The authors’ approach on this topic is very insightful they offer new directions on the way the media can be involved and how certain measures can be taken to drastically reduce the expected results. They look at a myriad of solutions that distinguish the major types of aggression and how they can be detected and solved. They term short term effects of violence as coming as a result of observational learning, imitation, arousal and excitation, and priming. This may be true but according to social cognition, these imitations could only occur if an individual has had a pressing issue that he sees solved particularly via violence. If there are any issues at home and an individual sees someone in the same situation solving it through murder, the individual will then take that as an option. If a male adolescent has in any way been harassed by a female and then sees a violent treatment of women in a movie, then there are higher chances of the individual being assaultive in the way they handle women (p.95). Long-term effects are seen as a result of observational learning, atomization of aggressive schematic processing and emotional habituation. So far, the authors agree with my point of view that the media is not the direct cause of violence and aggression but a recipe for an aggravated individual who has not found a way of dealing with their own problems.

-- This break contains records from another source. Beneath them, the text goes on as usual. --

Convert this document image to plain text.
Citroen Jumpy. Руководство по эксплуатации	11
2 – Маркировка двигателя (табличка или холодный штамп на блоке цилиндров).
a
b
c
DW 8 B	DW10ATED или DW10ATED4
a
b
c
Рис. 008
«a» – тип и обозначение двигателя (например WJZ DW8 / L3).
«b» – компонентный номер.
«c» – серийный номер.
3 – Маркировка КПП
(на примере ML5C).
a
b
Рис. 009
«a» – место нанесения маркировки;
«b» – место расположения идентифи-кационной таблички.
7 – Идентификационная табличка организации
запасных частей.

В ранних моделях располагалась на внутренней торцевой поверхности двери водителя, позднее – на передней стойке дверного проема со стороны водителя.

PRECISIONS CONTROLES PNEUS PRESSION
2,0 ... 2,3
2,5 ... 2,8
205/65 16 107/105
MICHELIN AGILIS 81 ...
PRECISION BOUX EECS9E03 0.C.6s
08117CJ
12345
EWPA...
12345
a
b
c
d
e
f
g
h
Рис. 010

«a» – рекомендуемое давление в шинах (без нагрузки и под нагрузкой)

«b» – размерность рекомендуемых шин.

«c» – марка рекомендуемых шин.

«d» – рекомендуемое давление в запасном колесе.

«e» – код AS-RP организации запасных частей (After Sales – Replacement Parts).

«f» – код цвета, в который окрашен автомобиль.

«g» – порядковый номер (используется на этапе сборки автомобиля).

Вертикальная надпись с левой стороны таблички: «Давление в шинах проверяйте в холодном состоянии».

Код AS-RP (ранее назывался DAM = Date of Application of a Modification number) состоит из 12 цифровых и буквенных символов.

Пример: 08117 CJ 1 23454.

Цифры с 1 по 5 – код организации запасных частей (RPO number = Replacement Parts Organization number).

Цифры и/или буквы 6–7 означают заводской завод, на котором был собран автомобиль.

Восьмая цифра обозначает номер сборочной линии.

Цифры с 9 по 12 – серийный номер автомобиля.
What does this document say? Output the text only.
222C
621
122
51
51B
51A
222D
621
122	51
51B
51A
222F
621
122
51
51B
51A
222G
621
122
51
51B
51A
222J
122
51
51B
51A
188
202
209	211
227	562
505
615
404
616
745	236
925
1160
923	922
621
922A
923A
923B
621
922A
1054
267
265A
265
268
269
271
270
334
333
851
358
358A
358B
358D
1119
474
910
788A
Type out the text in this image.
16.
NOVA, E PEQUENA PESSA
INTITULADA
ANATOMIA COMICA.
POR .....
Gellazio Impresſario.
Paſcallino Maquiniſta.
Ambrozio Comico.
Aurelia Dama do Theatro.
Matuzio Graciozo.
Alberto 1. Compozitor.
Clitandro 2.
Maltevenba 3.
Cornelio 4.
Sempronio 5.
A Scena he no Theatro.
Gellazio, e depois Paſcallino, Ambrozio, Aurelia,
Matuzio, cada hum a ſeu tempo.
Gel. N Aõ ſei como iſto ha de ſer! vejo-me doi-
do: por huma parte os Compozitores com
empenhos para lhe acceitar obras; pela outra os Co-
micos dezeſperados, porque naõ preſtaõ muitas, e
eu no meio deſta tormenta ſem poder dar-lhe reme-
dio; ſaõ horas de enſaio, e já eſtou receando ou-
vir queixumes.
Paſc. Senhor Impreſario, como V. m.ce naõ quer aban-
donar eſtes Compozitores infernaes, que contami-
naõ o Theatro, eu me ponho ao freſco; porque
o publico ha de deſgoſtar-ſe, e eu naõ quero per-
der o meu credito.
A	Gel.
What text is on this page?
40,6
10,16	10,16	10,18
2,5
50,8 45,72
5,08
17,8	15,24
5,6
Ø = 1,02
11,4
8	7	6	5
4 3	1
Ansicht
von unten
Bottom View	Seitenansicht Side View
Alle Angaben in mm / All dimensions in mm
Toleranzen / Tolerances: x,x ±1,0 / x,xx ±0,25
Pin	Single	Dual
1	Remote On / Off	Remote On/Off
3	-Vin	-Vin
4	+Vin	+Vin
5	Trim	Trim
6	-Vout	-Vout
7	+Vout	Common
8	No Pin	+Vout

My idea is that violent media does not lead to aggressive behavior and these authors have just proved that. They suggestive that violence will only be a result if the model used is attractive or similar to the viewer in that they can identify with the situations presented. Only associated stimuli cause resultant behavior which in this case is aggression. This, the authors cite, is critical especially when the society is involved. If the society condones violence, then the situations affecting the individual could be related to that environment and solved in such ways. They answer questions concerning the use of scientific research to quantify behavioral practices in a way that is easy to understand and digest information therein. They tackle the critical questions adequately and provide detailed information that is helpful for other researchers willing to carry out extensive research in this area. They also provide a basis for others who would like to use this information as their foundational argument. For the readers, they aid them in understanding the various ways in which they can assist individuals addicted to these games and different ways in which they can help reduce cases of aggression especially among the youth.

Works cited:

  1. Craig, Anderson, et al the influence of media violence on youth, psychological science in the public interest, 2003, Vol.4 (3) p. 81-110.